Who are you and what do you do?

I am an NYC-based artist and educator with a background in classical painting and printmaking. My preferred media are oil, pastel, charcoal, and graphite.

Why do you do what you do?

My passion is bringing together traditional techniques and a contemporary outlook. I want to (as Newton said) see farther by standing on the shoulders of giants.

What inspires your art?

Classical timelessness, Renaissance luminosity, Baroque drama, Neoclassical theatrics, and video games from the 90s.

How and when did you get into art?

When I was 5 I used to draw Teenage Mutant Ninja Turtles for hours every day. In retrospect, it’s very appropriate that they are named after Renaissance artists.


How has your practice changed over time?

I don’t draw Teenage Mutant Ninja Turtles anymore. I transitioned from an illustrative style in my teens, to a classical style in my 20s, and these days abstraction and eclecticism are gradually making their way into my work.


What’s your favorite piece of art that you’ve created? Why?

A portrait of my friend Adaam that took 2.5 hours. I suspect the longer I work on a piece, the less likely I am to love it.

What’s the best piece of art advice you’ve been given?

Don’t be afraid of making bad artwork. My teacher David Nipo used to say every bad painting is another rung in the ladder we climb towards success. We learn far more from our bad paintings than we do from our good ones, so it’s necessary to make lots of bad work in order to grow.


What’s one art tip/technique you can share with us that you find really helpful?

Understand that every painting is abstract, no matter how representational it is. Even the most realistic portrait is composed of shapes and colors - and shapes and colors are always abstract. Keeping this axiom in mind while you work helps with measuring proportions, color selection, composition design, texture control - it helps with everything.

Do you have any secret tips or techniques you use to salvage a piece when you make a mistake?

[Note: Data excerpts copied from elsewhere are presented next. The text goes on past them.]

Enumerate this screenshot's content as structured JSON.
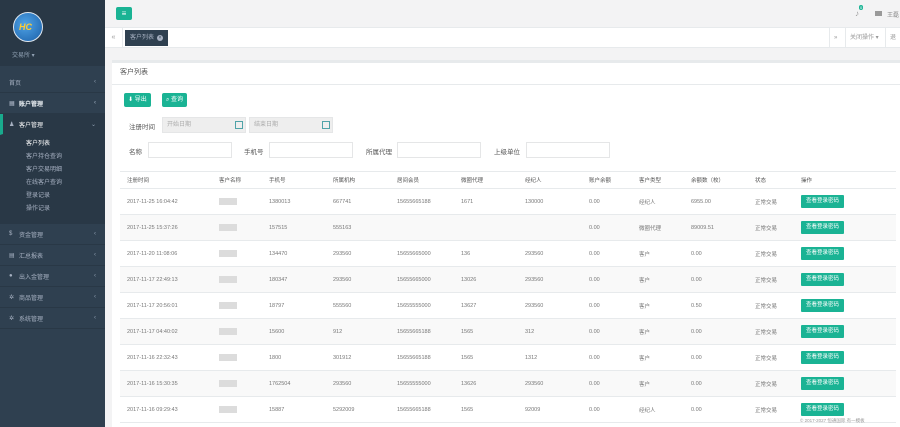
{
  "sidebar": {
    "user": "交易所 ▾",
    "items": [
      {
        "label": "首页",
        "icon": "home-icon"
      },
      {
        "label": "账户管理",
        "icon": "table-icon"
      },
      {
        "label": "客户管理",
        "icon": "user-icon"
      },
      {
        "label": "资金管理",
        "icon": "dollar-icon"
      },
      {
        "label": "汇总报表",
        "icon": "file-icon"
      },
      {
        "label": "出入金管理",
        "icon": "circle-icon"
      },
      {
        "label": "商品管理",
        "icon": "gear-icon"
      },
      {
        "label": "系统管理",
        "icon": "gear-icon"
      }
    ],
    "sub_items": [
      "客户列表",
      "客户持仓查询",
      "客户交易明细",
      "在线客户查询",
      "登录记录",
      "操作记录"
    ]
  },
  "topbar": {
    "badge": "0",
    "user": "王磊"
  },
  "tabs": {
    "active": "客户列表",
    "right_1": "关闭操作 ▾",
    "right_2": "退"
  },
  "panel": {
    "title": "客户列表",
    "export_label": "导出",
    "search_label": "查询",
    "filters": {
      "reg_time_label": "注册时间",
      "start_placeholder": "开始日期",
      "end_placeholder": "结束日期",
      "name_label": "名称",
      "phone_label": "手机号",
      "agent_label": "所属代理",
      "parent_label": "上级单位"
    }
  },
  "table": {
    "headers": [
      "注册时间",
      "客户名称",
      "手机号",
      "所属机构",
      "居间会员",
      "微圈代理",
      "经纪人",
      "账户余额",
      "客户类型",
      "余额数（枚）",
      "状态",
      "操作"
    ],
    "action_label": "查看登录密码",
    "rows": [
      [
        "2017-11-25 16:04:42",
        "",
        "1380013",
        "667741",
        "15655665188",
        "1671",
        "130000",
        "0.00",
        "经纪人",
        "6955.00",
        "正常交易"
      ],
      [
        "2017-11-25 15:37:26",
        "",
        "157515",
        "555163",
        "",
        "",
        "",
        "0.00",
        "微圈代理",
        "89009.51",
        "正常交易"
      ],
      [
        "2017-11-20 11:08:06",
        "",
        "134470",
        "293560",
        "15655665000",
        "136",
        "293560",
        "0.00",
        "客户",
        "0.00",
        "正常交易"
      ],
      [
        "2017-11-17 22:49:13",
        "",
        "180347",
        "293560",
        "15655665000",
        "13026",
        "293560",
        "0.00",
        "客户",
        "0.00",
        "正常交易"
      ],
      [
        "2017-11-17 20:56:01",
        "",
        "18797",
        "555560",
        "15655555000",
        "13627",
        "293560",
        "0.00",
        "客户",
        "0.50",
        "正常交易"
      ],
      [
        "2017-11-17 04:40:02",
        "",
        "15600",
        "912",
        "15655665188",
        "1565",
        "312",
        "0.00",
        "客户",
        "0.00",
        "正常交易"
      ],
      [
        "2017-11-16 22:32:43",
        "",
        "1800",
        "301912",
        "15655665188",
        "1565",
        "1312",
        "0.00",
        "客户",
        "0.00",
        "正常交易"
      ],
      [
        "2017-11-16 15:30:35",
        "",
        "1762504",
        "293560",
        "15655555000",
        "13626",
        "293560",
        "0.00",
        "客户",
        "0.00",
        "正常交易"
      ],
      [
        "2017-11-16 09:29:43",
        "",
        "15887",
        "5292009",
        "15655665188",
        "1565",
        "92009",
        "0.00",
        "经纪人",
        "0.00",
        "正常交易"
      ]
    ]
  },
  "footer": "© 2017-2027 恒通国际 有一模板"
}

Sandpaper - I love sanding my paintings. You can even use wet-sanding to arrive at a beautifully smooth surface with a ghostly image of former mistakes.


What is your favorite Strathmore paper? Why?

Strathmore Toned Tan sketchbook. It’s not too dark, it’s not too light. It’s not too smooth, it’s not too textured. It works well for quick sketches, it works well for ambitious projects. It’s just right, and it does it all.

What art materials could you not live without?

Lead-based white oil paint. Lead-based materials are hazardous though, so anyone reading this should make sure they paint very cleanly before purchasing any.


What types of colors are you drawn to for your art and why?

I love the relationship between complementary colors. Many of my paintings are composed with one set of complementaries playing a key role.

Who are your biggest influences (or who were when you started doing art)?

Aram Gershuni and David Nipo, who were my teachers and mentors from 2010 to 2013. Without them, I don’t think I would be a painter today.

What’s the most common art-related question you get from your followers?

“What brand is that paint/paper/pencil?”